Размах крыльев – пять и две десятых метра. Материал – полиэтиленовая пленка на трубчатом дюралюминиевом каркасе. Вес каждого крыла два килограмма триста граммов.

Частота колебаний – шесть в секунду. Инженер сказал, что это оптимальная частота, то есть самая выгодная при нашей длине крыла. Если крутить педали со скоростью два оборота в секунду, то, делая шесть колебаний, крылья разовьют подъемную силу восемьдесят семь килограммов. Энтомоптер должен весить примерно двадцать пять килограммов. Значит, он сможет поднять в воздух любого из нас. Так выходило по расчетам.

– А если устанешь крутить педали и крылья перестанут колебаться, что тогда? – спросил осторожный Борька. – Как засвистишь оттеда, из поднебесья... Привет родным!

– Ты забыл про эффект планирования, – сказал Инженер. – При остановке педалей крылья автоматически примут среднее положение, и машина перейдет на свободный полет. То есть начнет планировать.

– А вдруг ветром перевернет?..

– Никогда, – сказал Инженер. – Центр тяжести в любом случае будет лежать ниже плоскости крыльев. Тебя будет только раскачивать.

– Красота!.. – мечтательно вздохнул Тошка и еще усерднее принялся набивать тавотом подшипник.

На велосипедной раме мы начали монтировать двигатель, который назывался кулисным. Это был необычный двигатель. Вращение педалей передавалось особым ползункам. Ползунки скользили взад и вперед в специальных планках с прорезями. Эти планки качались из стороны в сторону с такой быстротой, что их почти не было видно. Вот эти-то колебания и передавались тонкими стальными штангами на крылья.

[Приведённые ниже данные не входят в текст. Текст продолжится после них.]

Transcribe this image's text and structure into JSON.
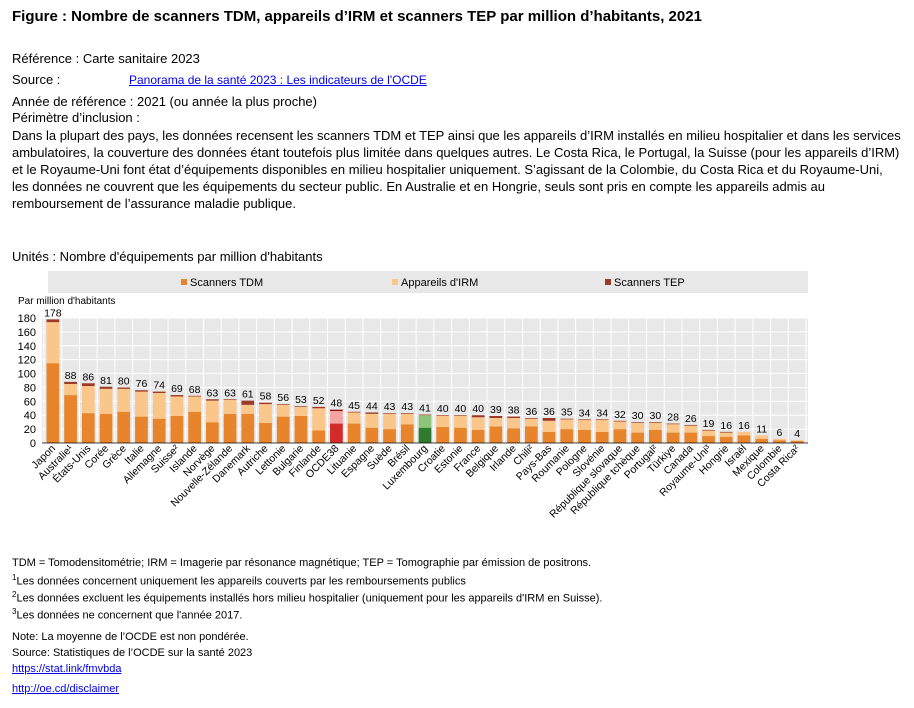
{
  "title": "Figure : Nombre de scanners TDM, appareils d’IRM et scanners TEP par million d’habitants, 2021",
  "reference": "Référence : Carte sanitaire 2023",
  "source_label": "Source :",
  "source_link": "Panorama de la santé 2023 : Les indicateurs de l'OCDE",
  "reference_year": "Année de référence : 2021 (ou année la plus proche)",
  "scope_label": "Périmètre d’inclusion :",
  "scope_text": "Dans la plupart des pays, les données recensent les scanners TDM et TEP ainsi que les appareils d’IRM installés en milieu hospitalier et dans les services ambulatoires, la couverture des données étant toutefois plus limitée dans quelques autres. Le Costa Rica, le Portugal, la Suisse (pour les appareils d’IRM) et le Royaume-Uni font état d’équipements disponibles en milieu hospitalier uniquement. S’agissant de la Colombie, du Costa Rica et du Royaume-Uni, les données ne couvrent que les équipements du secteur public. En Australie et en Hongrie, seuls sont pris en compte les appareils admis au remboursement de l’assurance maladie publique.",
  "units": "Unités : Nombre d'équipements par million d'habitants",
  "colors": {
    "ct": "#e8842b",
    "mri": "#fbc68a",
    "pet": "#9b3a26",
    "oecd_ct": "#d42a2a",
    "oecd_mri": "#f4a3a3",
    "oecd_pet": "#8e1414",
    "lux_ct": "#2f7a2e",
    "lux_mri": "#8cc47a",
    "legend_bg": "#e8e8e8",
    "grid": "#ffffff",
    "plot_bg": "#e8e8e8"
  },
  "chart_data": {
    "type": "bar",
    "stacked": true,
    "ylabel": "Par million d'habitants",
    "ylim": [
      0,
      180
    ],
    "yticks": [
      "0",
      "20",
      "40",
      "60",
      "80",
      "100",
      "120",
      "140",
      "160",
      "180"
    ],
    "legend_position": "top",
    "categories": [
      "Japon",
      "Australie¹",
      "États-Unis",
      "Corée",
      "Grèce",
      "Italie",
      "Allemagne",
      "Suisse²",
      "Islande",
      "Norvège",
      "Nouvelle-Zélande",
      "Danemark",
      "Autriche",
      "Lettonie",
      "Bulgarie",
      "Finlande",
      "OCDE38",
      "Lituanie",
      "Espagne",
      "Suède",
      "Brésil",
      "Luxembourg",
      "Croatie",
      "Estonie",
      "France",
      "Belgique",
      "Irlande",
      "Chili²",
      "Pays-Bas",
      "Roumanie",
      "Pologne",
      "Slovénie",
      "République slovaque",
      "République tchèque",
      "Portugal²",
      "Türkiye",
      "Canada",
      "Royaume-Uni³",
      "Hongrie",
      "Israël",
      "Mexique",
      "Colombie",
      "Costa Rica²"
    ],
    "totals": [
      178,
      88,
      86,
      81,
      80,
      76,
      74,
      69,
      68,
      63,
      63,
      61,
      58,
      56,
      53,
      52,
      48,
      45,
      44,
      43,
      43,
      41,
      40,
      40,
      40,
      39,
      38,
      36,
      36,
      35,
      34,
      34,
      32,
      30,
      30,
      28,
      26,
      19,
      16,
      16,
      11,
      6,
      4
    ],
    "series": [
      {
        "name": "Scanners TDM",
        "values": [
          115,
          69,
          43,
          42,
          45,
          38,
          35,
          39,
          45,
          30,
          42,
          42,
          29,
          38,
          39,
          18,
          28,
          28,
          22,
          20,
          27,
          22,
          23,
          22,
          19,
          24,
          21,
          24,
          16,
          20,
          19,
          16,
          20,
          15,
          19,
          15,
          15,
          10,
          9,
          11,
          6,
          4,
          3
        ]
      },
      {
        "name": "Appareils d'IRM",
        "values": [
          59,
          16,
          39,
          36,
          33,
          36,
          37,
          28,
          22,
          31,
          20,
          13,
          27,
          17,
          13,
          32,
          18,
          16,
          20,
          22,
          15,
          18,
          16,
          17,
          18,
          12,
          15,
          11,
          16,
          14,
          14,
          17,
          11,
          14,
          10,
          12,
          10,
          8,
          6,
          5,
          5,
          2,
          1
        ]
      },
      {
        "name": "Scanners TEP",
        "values": [
          4,
          3,
          4,
          3,
          2,
          2,
          2,
          2,
          1,
          2,
          1,
          6,
          2,
          1,
          1,
          2,
          2,
          1,
          2,
          1,
          1,
          1,
          1,
          1,
          3,
          3,
          2,
          1,
          4,
          1,
          1,
          1,
          1,
          1,
          1,
          1,
          1,
          1,
          1,
          0,
          0,
          0,
          0
        ]
      }
    ]
  },
  "footnotes": {
    "abbrev": "TDM = Tomodensitométrie; IRM = Imagerie par résonance magnétique; TEP = Tomographie par émission de positrons.",
    "n1_mark": "1",
    "n1": "Les données concernent uniquement les appareils couverts par les remboursements publics",
    "n2_mark": "2",
    "n2": "Les données excluent les équipements installés hors milieu hospitalier (uniquement pour les appareils d'IRM en Suisse).",
    "n3_mark": "3",
    "n3": "Les données ne concernent que l'année 2017.",
    "note": "Note: La moyenne de l’OCDE est non pondérée.",
    "source": "Source: Statistiques de l’OCDE sur la santé 2023",
    "link1": "https://stat.link/fmvbda",
    "link2": "http://oe.cd/disclaimer"
  }
}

Оказывается, двигатель был построен уже давно. Инженер работал над ним долгие дни, глядя в окно на мальчишек, играющих на улице. Кое-кого из них он знал, и они выполняли его несложные поручения – выискивали на свалках подходящие железные полосы, покупали сверла взамен сломавшихся, бегали за газетами.

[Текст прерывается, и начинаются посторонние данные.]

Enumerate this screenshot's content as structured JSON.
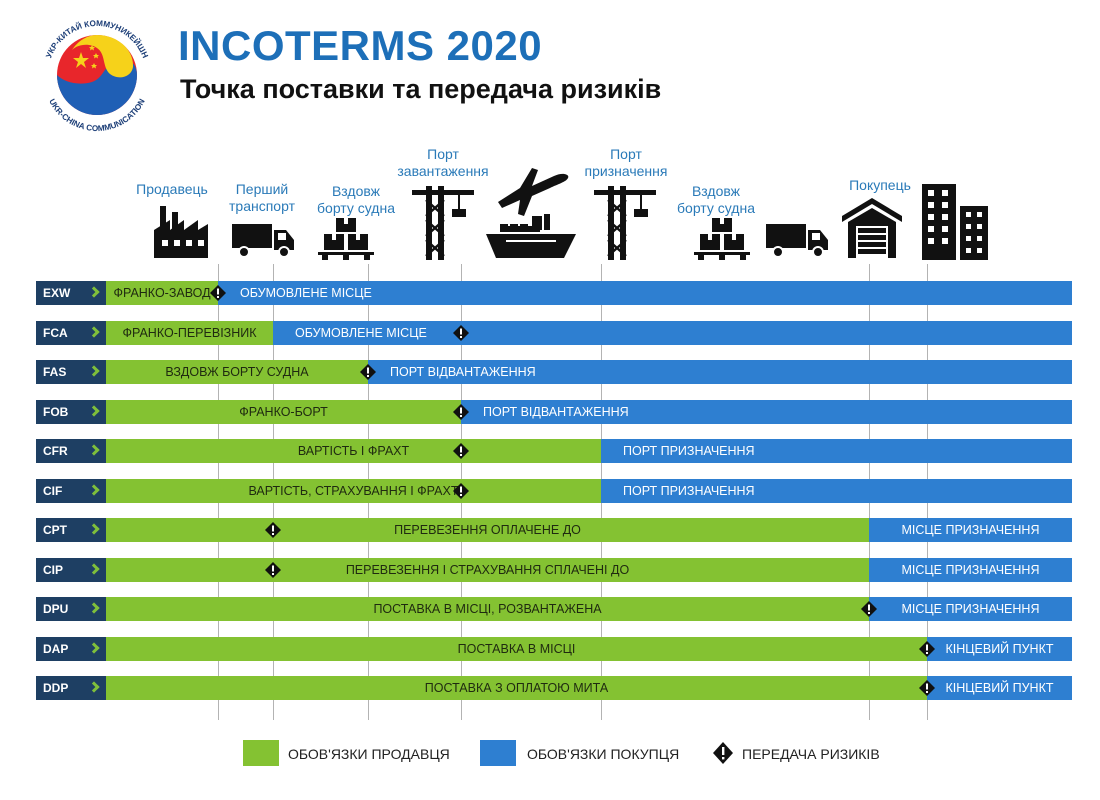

Инженер вытачивал деталь за деталью, пользуясь самым простым инструментом – десятком напильников разного сечения и маленькой дрелью со сменным патроном. И еще у него были переносные тиски, которые он струбциной крепил к письменному столу. Но самое главное – у него были руки, которые умели делать все.

Как мы завидовали этим рукам!

Но когда однажды я сказал, что мы не научимся ничего делать так, как он, Инженер страшно рассердился.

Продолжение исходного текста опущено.